- Date: 10–15 January
- Edition: 2nd
- Category: World Series
- Draw: 32S / 16D
- Prize money: $288,750
- Surface: Hard / outdoor
- Location: Jakarta, Indonesia
- Venue: Gelora Senayan Stadium

Champions

Singles
- Michael Chang

Doubles
- Jonas Björkman / Neil Borwick
- ← 1993 · Jakarta Open · 1995 →

= 1994 Indonesia Open =

The 1994 Indonesia Open was a men's tennis tournament played on outdoor hard courts at the Gelora Senayan Stadium in Jakarta in Indonesia that was part of the World Series of the 1994 ATP Tour.

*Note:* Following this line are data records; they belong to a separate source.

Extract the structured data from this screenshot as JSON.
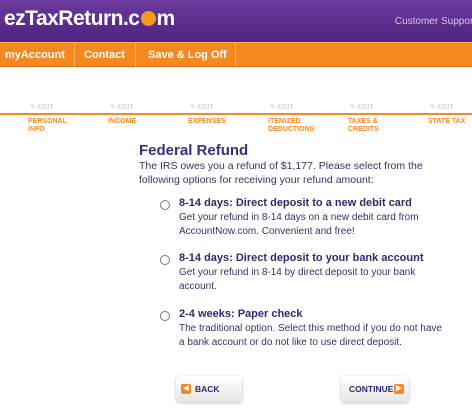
{
  "header": {
    "logo_left": "ezTaxReturn.c",
    "logo_right": "m",
    "customer_support": "Customer Support"
  },
  "nav": {
    "items": [
      "myAccount",
      "Contact",
      "Save & Log Off"
    ]
  },
  "steps": [
    {
      "edit": "✎ EDIT",
      "label": "PERSONAL\nINFO"
    },
    {
      "edit": "✎ EDIT",
      "label": "INCOME"
    },
    {
      "edit": "✎ EDIT",
      "label": "EXPENSES"
    },
    {
      "edit": "✎ EDIT",
      "label": "ITEMIZED\nDEDUCTIONS"
    },
    {
      "edit": "✎ EDIT",
      "label": "TAXES &\nCREDITS"
    },
    {
      "edit": "✎ EDIT",
      "label": "STATE TAX"
    }
  ],
  "main": {
    "title": "Federal Refund",
    "intro": "The IRS owes you a refund of $1,177. Please select from the following options for receiving your refund amount:",
    "options": [
      {
        "title": "8-14 days: Direct deposit to a new debit card",
        "desc": "Get your refund in 8-14 days on a new debit card from AccountNow.com. Convenient and free!"
      },
      {
        "title": "8-14 days: Direct deposit to your bank account",
        "desc": "Get your refund in 8-14 by direct deposit to your bank account."
      },
      {
        "title": "2-4 weeks: Paper check",
        "desc": "The traditional option. Select this method if you do not have a bank account or do not like to use direct deposit."
      }
    ]
  },
  "buttons": {
    "back": "BACK",
    "continue": "CONTINUE"
  },
  "colors": {
    "brand_purple": "#5a2d8c",
    "accent_orange": "#f5891f",
    "text_navy": "#2b2b6e"
  }
}
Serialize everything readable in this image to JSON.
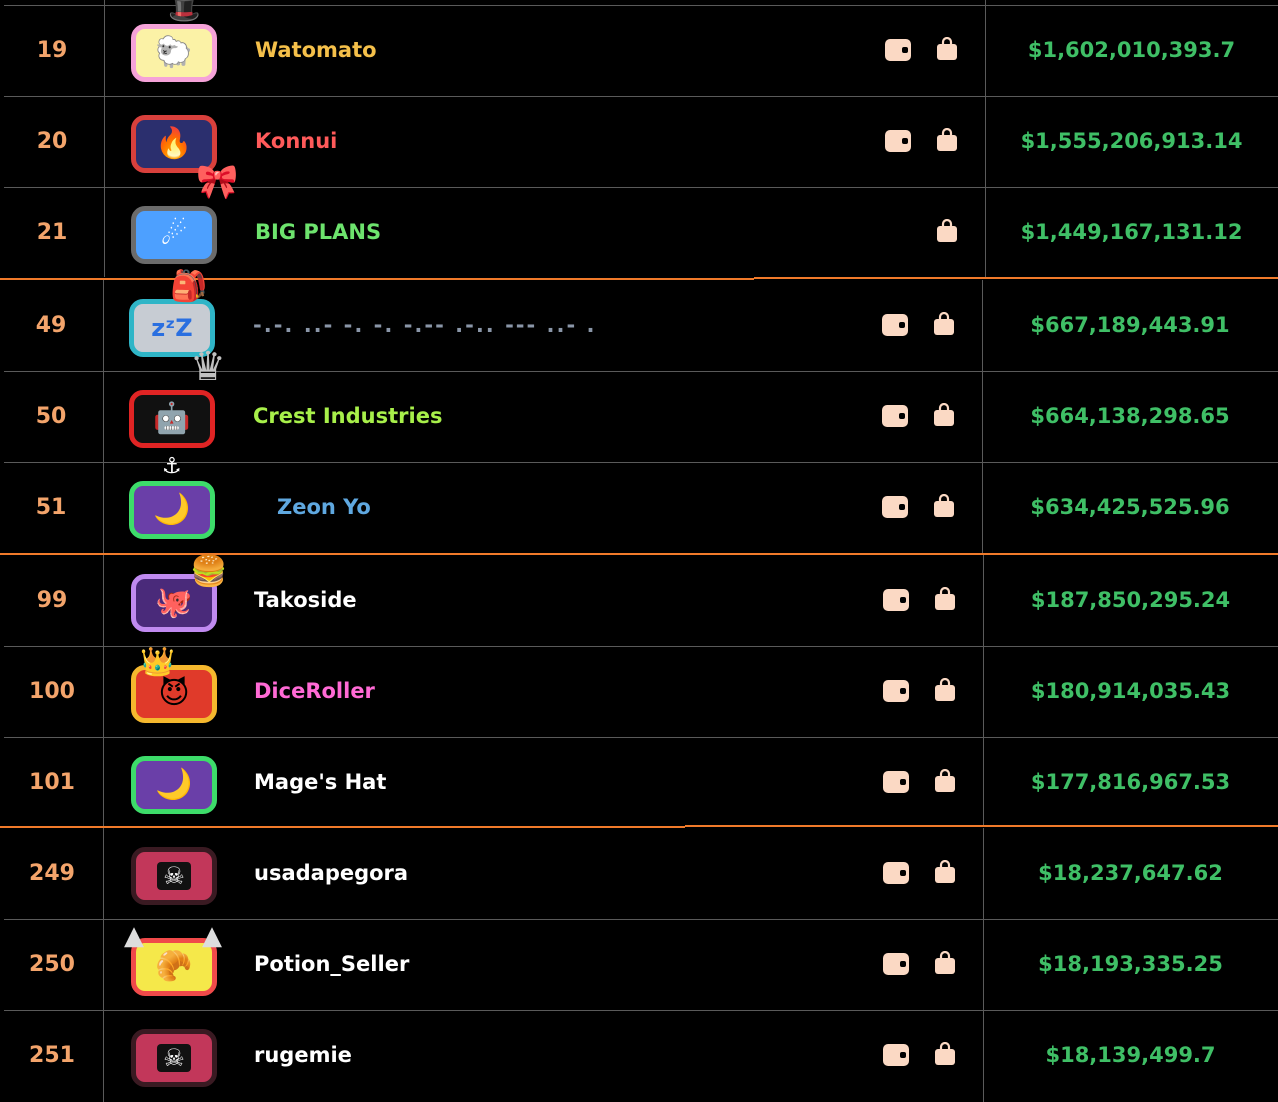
{
  "colors": {
    "rank": "#f3a46b",
    "money": "#3fbf66",
    "separator": "#f07a2a",
    "icon_fill": "#fbd9c4"
  },
  "rows": [
    {
      "rank": "19",
      "name": "Watomato",
      "name_color": "#f5c04a",
      "money": "$1,602,010,393.7",
      "avatar": {
        "icon": "sheep-icon",
        "glyph": "🐑",
        "bg": "#fbf2a6",
        "border": "#f5a2d8"
      },
      "wallet": true,
      "bag": true
    },
    {
      "rank": "20",
      "name": "Konnui",
      "name_color": "#ff5a5a",
      "money": "$1,555,206,913.14",
      "avatar": {
        "icon": "fire-icon",
        "glyph": "🔥",
        "bg": "#2b2f6e",
        "border": "#d8403c"
      },
      "wallet": true,
      "bag": true
    },
    {
      "rank": "21",
      "name": "BIG PLANS",
      "name_color": "#6de36d",
      "money": "$1,449,167,131.12",
      "avatar": {
        "icon": "comet-icon",
        "glyph": "☄",
        "bg": "#4da0ff",
        "border": "#6b6b6b"
      },
      "wallet": false,
      "bag": true
    },
    {
      "rank": "49",
      "name": "-.-. ..- -. -. -.-- .-.. --- ..- .",
      "name_color": "#8a96a8",
      "money": "$667,189,443.91",
      "avatar": {
        "icon": "sleep-icon",
        "glyph": "💤",
        "bg": "#c7ccd3",
        "border": "#2fb5c7"
      },
      "wallet": true,
      "bag": true
    },
    {
      "rank": "50",
      "name": "Crest Industries",
      "name_color": "#a8f04a",
      "money": "$664,138,298.65",
      "avatar": {
        "icon": "robot-icon",
        "glyph": "🤖",
        "bg": "#111111",
        "border": "#e02424"
      },
      "wallet": true,
      "bag": true
    },
    {
      "rank": "51",
      "name": "Zeon Yo",
      "name_color": "#5fa8e0",
      "money": "$634,425,525.96",
      "avatar": {
        "icon": "moon-icon",
        "glyph": "🌙",
        "bg": "#6a3fa8",
        "border": "#3ddc6a"
      },
      "wallet": true,
      "bag": true
    },
    {
      "rank": "99",
      "name": "Takoside",
      "name_color": "#ffffff",
      "money": "$187,850,295.24",
      "avatar": {
        "icon": "octopus-icon",
        "glyph": "🐙",
        "bg": "#4a2a7a",
        "border": "#c08af0"
      },
      "wallet": true,
      "bag": true
    },
    {
      "rank": "100",
      "name": "DiceRoller",
      "name_color": "#ff6ad5",
      "money": "$180,914,035.43",
      "avatar": {
        "icon": "devil-icon",
        "glyph": "😈",
        "bg": "#e03a2a",
        "border": "#f5b82e"
      },
      "wallet": true,
      "bag": true
    },
    {
      "rank": "101",
      "name": "Mage's Hat",
      "name_color": "#ffffff",
      "money": "$177,816,967.53",
      "avatar": {
        "icon": "moon-icon",
        "glyph": "🌙",
        "bg": "#6a3fa8",
        "border": "#3ddc6a"
      },
      "wallet": true,
      "bag": true
    },
    {
      "rank": "249",
      "name": "usadapegora",
      "name_color": "#ffffff",
      "money": "$18,237,647.62",
      "avatar": {
        "icon": "skull-crossbones-icon",
        "glyph": "☠",
        "bg": "#c2375a",
        "border": "#3a1a22"
      },
      "wallet": true,
      "bag": true
    },
    {
      "rank": "250",
      "name": "Potion_Seller",
      "name_color": "#ffffff",
      "money": "$18,193,335.25",
      "avatar": {
        "icon": "croissant-icon",
        "glyph": "🥐",
        "bg": "#f5e84a",
        "border": "#f04a4a"
      },
      "wallet": true,
      "bag": true
    },
    {
      "rank": "251",
      "name": "rugemie",
      "name_color": "#ffffff",
      "money": "$18,139,499.7",
      "avatar": {
        "icon": "skull-crossbones-icon",
        "glyph": "☠",
        "bg": "#c2375a",
        "border": "#3a1a22"
      },
      "wallet": true,
      "bag": true
    }
  ]
}
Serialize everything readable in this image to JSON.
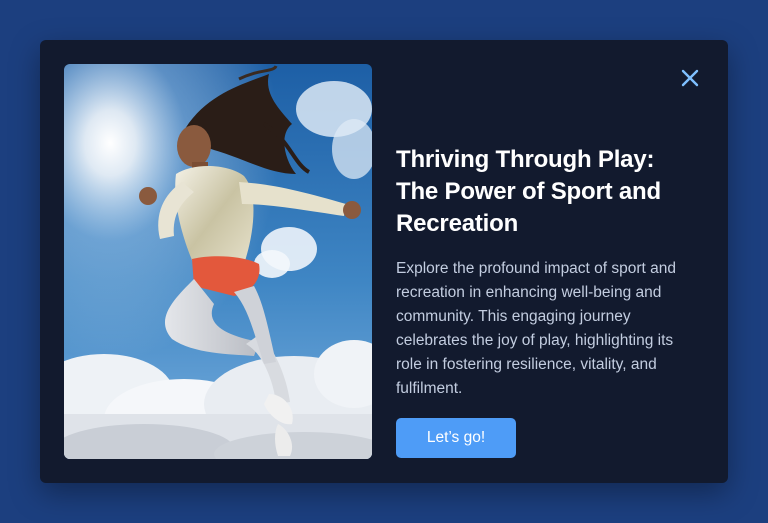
{
  "modal": {
    "title": "Thriving Through Play: The Power of Sport and Recreation",
    "description": "Explore the profound impact of sport and recreation in enhancing well-being and community. This engaging journey celebrates the joy of play, highlighting its role in fostering resilience, vitality, and fulfilment.",
    "cta_label": "Let’s go!",
    "close_icon": "close-icon"
  },
  "colors": {
    "page_background": "#1c3f7f",
    "modal_background": "#121a2e",
    "accent": "#4e9cf7",
    "close_icon": "#7fc0ff"
  }
}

It was the second edition of the tournament since its reboot in 1993 and was held from 10 January through 15 January 1994. Second-seeded Michael Chang won his second consecutive singles title at the tournament.

==Finals==
===Singles===
USA Michael Chang defeated CZE David Rikl 6–3, 6–3
- It was Chang's first singles title of the year and the 10th of his career.

===Doubles===
SWE Jonas Björkman / AUS Neil Borwick defeated HAI Ronald Agénor / JPN Shuzo Matsuoka 6–4, 6–1
- It was Björkman's 1st doubles title of his career. It was Borwick's only doubles title of his career.